Y con esto poco a poco, con los almendros ya en flor y aún con alguna helada por llegar, el invierno va dando sus últimas bocanadas.

Pero para “bocanada” la de la alcaldesa de Vic, una tal Anna Erra, que va y suelta por su “boca-nada” que a los que tengan aspecto de no ser catalanes hay que hablarles en catalán, espero y deseo que Anna “boca-chancla” no tome como modelo de “aspecto catalán” a Torra, a Junqueras o a Pujol, al menos del aspecto exterior. Da la casualidad de que mi hermano mayor es catalán, pues allí nació y no creo que haya mucha diferencia entre nosotros dos. Y ahí les tenemos, cobrando un sueldo por decir jilipolleces.

Y continuando con Barcelona, no me creo yo que que el Mobile, el que en inglés se pronuncia “movail” lo hayan suspendido sólo por el coronavirus, pues en Holanda recién acababa una feria similar y se ha llevado a cabo con toda normalidad. Lo que si es cierto, es que ahora han quedado muchas plazas de hotel libres y a los hosteleros quizá les iría bien un 155, para rellenarlos con Policías y Guardias Civiles, y así paliar un poco la crisis.

Pero eso no va a suceder, todo lo contrario, este gobierno está más centrado en despenalizar los delitos de rebelión, de insultos a la Bandera, al Rey y a las creencias religiosas, que en resolver los problemas de los Catalanes, de los empresarios, de los agricultores, de los pensionistas, incluso de los trabajadores.

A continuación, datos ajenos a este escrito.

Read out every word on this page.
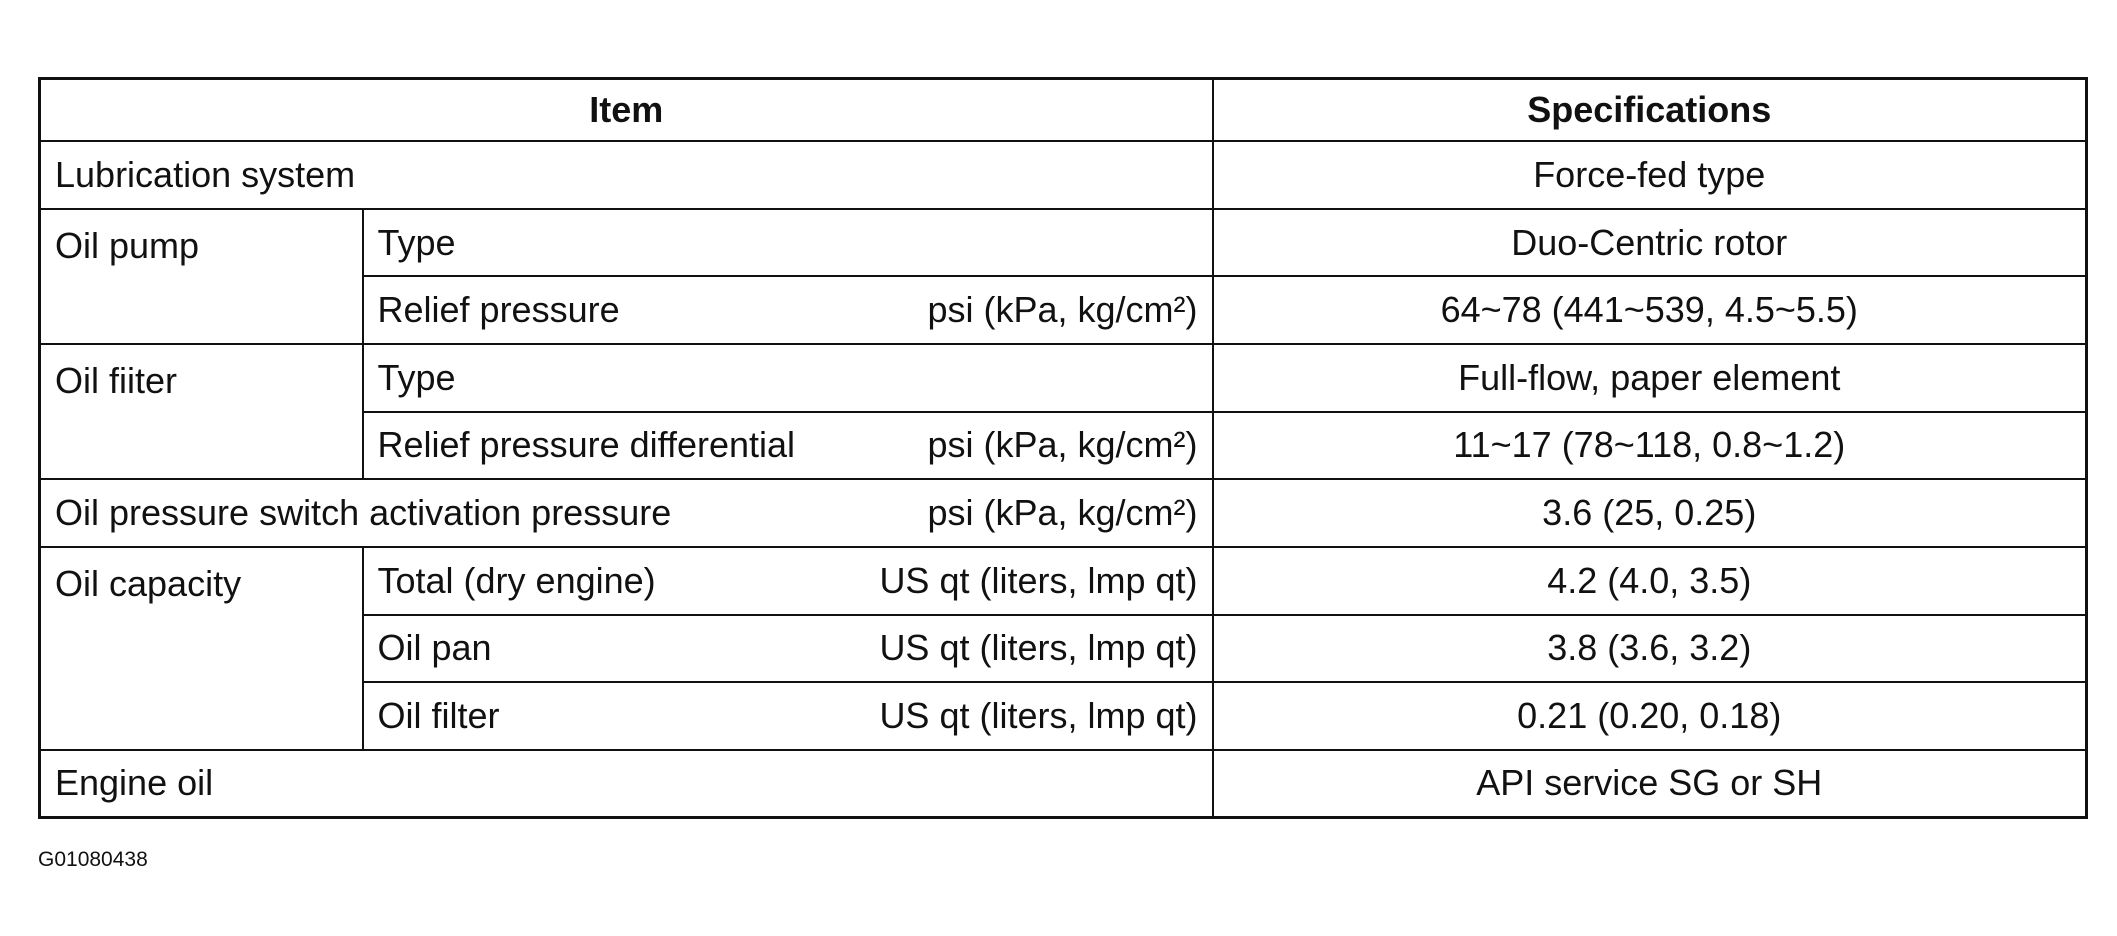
Item			Specifications
Lubrication system			Force-fed type
Oil pump	Type		Duo-Centric rotor
	Relief pressure	psi (kPa, kg/cm²)	64~78 (441~539, 4.5~5.5)
Oil fiiter	Type		Full-flow, paper element
	Relief pressure differential	psi (kPa, kg/cm²)	11~17 (78~118, 0.8~1.2)
Oil pressure switch activation pressure		psi (kPa, kg/cm²)	3.6 (25, 0.25)
Oil capacity	Total (dry engine)	US qt (liters, lmp qt)	4.2 (4.0, 3.5)
	Oil pan	US qt (liters, lmp qt)	3.8 (3.6, 3.2)
	Oil filter	US qt (liters, lmp qt)	0.21 (0.20, 0.18)
Engine oil			API service SG or SH
G01080438
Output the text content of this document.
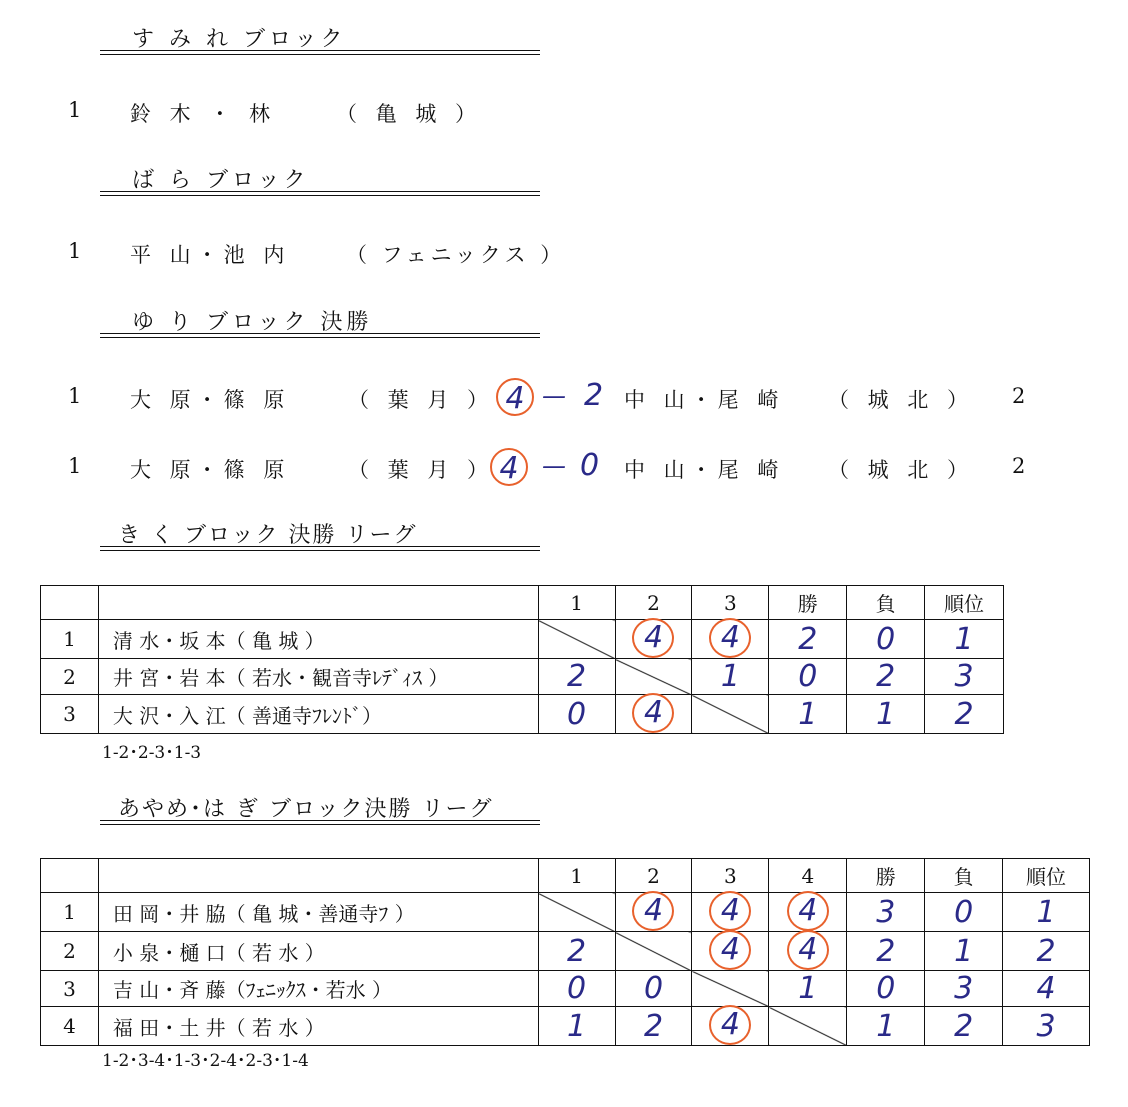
す み れ ブロック
1 鈴 木 ・ 林	（ 亀 城 ）
ば ら ブロック
1 平 山・池 内	（ フェニックス ）
ゆ り ブロック 決勝
1 大 原・篠 原	（ 葉 月 ） 4 — 2 中 山・尾 崎 （ 城 北 ） 2
1 大 原・篠 原	（ 葉 月 ） 4 — 0 中 山・尾 崎 （ 城 北 ） 2
き く ブロック 決勝 リーグ
		1	2	3	勝	負	順位
1	清 水・坂 本（ 亀 城 ）		4	4	2	0	1
2	井 宮・岩 本（ 若水・観音寺ﾚﾃﾞｨｽ ）	2		1	0	2	3
3	大 沢・入 江（ 善通寺ﾌﾚﾝﾄﾞ）	0	4		1	1	2
1-2･2-3･1-3
あやめ･は ぎ ブロック決勝 リーグ
		1	2	3	4	勝	負	順位
1	田 岡・井 脇（ 亀 城・善通寺ﾌ ）		4	4	4	3	0	1
2	小 泉・樋 口（ 若 水 ）	2		4	4	2	1	2
3	吉 山・斉 藤（ﾌｪﾆｯｸｽ・若水 ）	0	0		1	0	3	4
4	福 田・土 井（ 若 水 ）	1	2	4		1	2	3
1-2･3-4･1-3･2-4･2-3･1-4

Y con los carnavales a la vuelta de la esquina, y la Semana Santa casi en prolegómenos, la polémica está servida con el asunto de las ordenanzas municipales de ruidos. No imagino yo las comparsas con sordinas y cajas destempladas, pero tampoco me imagino unas Autoridades Municipales capaces de no discernir entre la fiesta, la tradición y el escándalo público, y para ello lo uno que hay que hacer es leer bien las noticias, e ir reservando la silla, tanto para las murgas como para las procesiones.

Otra cosa es que cada uno campe a sus anchas con el primer aparato de sonido que se compre y quiera montar un jolgorio. Ya lo dice el refrán “no hay parto sin dolor, ni hortera sin transistor”.

Y como todos los domingos, en la compañía habitual, en la sobremesa, enciendo el habano de los domingos y entre su aroma y los sabores del café, escribo estas letras, para a vuestra salud y en perjuicio de la mía, aprovecho para enviaros un fuerte abrazo a amigos y familiares.